The first is the sharp decline in the state's fiscal revenue. "Large-scale tax cuts" require aiming at the most important types of taxes, so the reduction is an inevitable result. If the tax rate is lowered significantly, and new changes in the macroeconomic situation are superimposed, such as the decline in the PPI (production price index), then The effect will be multiplied.

If the reduction is large enough, it will need to cooperate with debt issuance to fill the financial vacancy, which is likely to break the existing 3% deficit rate. Considering that China's actual deficit rate may be higher, it will inevitably increase fiscal debt. risk.

Second, the financial difficulties in some areas have intensified. The effect of tax reductions is generally not very serious at the national level, but once implemented in a specific place, it may be completely different. In the same tax reduction policy, some areas may be affected less, and there will inevitably be some very large impacts.

Therefore, an inevitable problem of "mass tax cuts" is that financial difficulties in some areas will intensify. If local income and expenditure gaps are not alleviated for a long time, it will affect the normal operation of local governments, such as influencing institutions. Salary of personnel in public institutions. Therefore, the central government needs to make a plan for the specific risks of these special areas.

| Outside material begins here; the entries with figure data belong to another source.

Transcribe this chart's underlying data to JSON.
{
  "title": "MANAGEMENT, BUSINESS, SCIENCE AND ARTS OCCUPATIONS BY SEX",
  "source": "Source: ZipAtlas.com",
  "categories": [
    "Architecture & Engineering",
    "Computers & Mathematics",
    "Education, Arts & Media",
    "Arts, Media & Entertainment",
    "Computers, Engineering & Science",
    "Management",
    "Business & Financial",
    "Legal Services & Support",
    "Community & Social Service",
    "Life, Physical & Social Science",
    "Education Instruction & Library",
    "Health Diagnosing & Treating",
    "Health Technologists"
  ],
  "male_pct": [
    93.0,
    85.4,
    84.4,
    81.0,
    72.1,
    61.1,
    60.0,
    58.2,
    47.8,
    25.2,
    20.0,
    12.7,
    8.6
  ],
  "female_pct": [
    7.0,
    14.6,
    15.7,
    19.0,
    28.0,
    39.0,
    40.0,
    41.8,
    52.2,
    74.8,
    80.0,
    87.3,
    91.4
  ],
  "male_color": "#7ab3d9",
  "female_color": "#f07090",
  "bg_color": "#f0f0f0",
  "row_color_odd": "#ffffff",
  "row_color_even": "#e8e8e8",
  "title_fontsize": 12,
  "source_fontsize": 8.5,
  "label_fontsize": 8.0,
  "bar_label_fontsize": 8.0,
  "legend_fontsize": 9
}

The third risk is the strategic behavior of local governments. “Large-scale tax cuts” refer to certain types of taxes, and the income of these taxes is often shared among different government levels. For example, in current VAT income, central and local governments each account for 50%, and tax reductions at the national level. Policies will directly affect local income, and local government incentives and behaviors will change accordingly. One possibility is to increase the intensity of the collection, or gradually clean up the original tax incentives. These strategic behaviors will be largely hedged. "Large tax cuts."

In the final analysis, tax cuts are not only a tax reduction rate, but also an "art" worth pondering.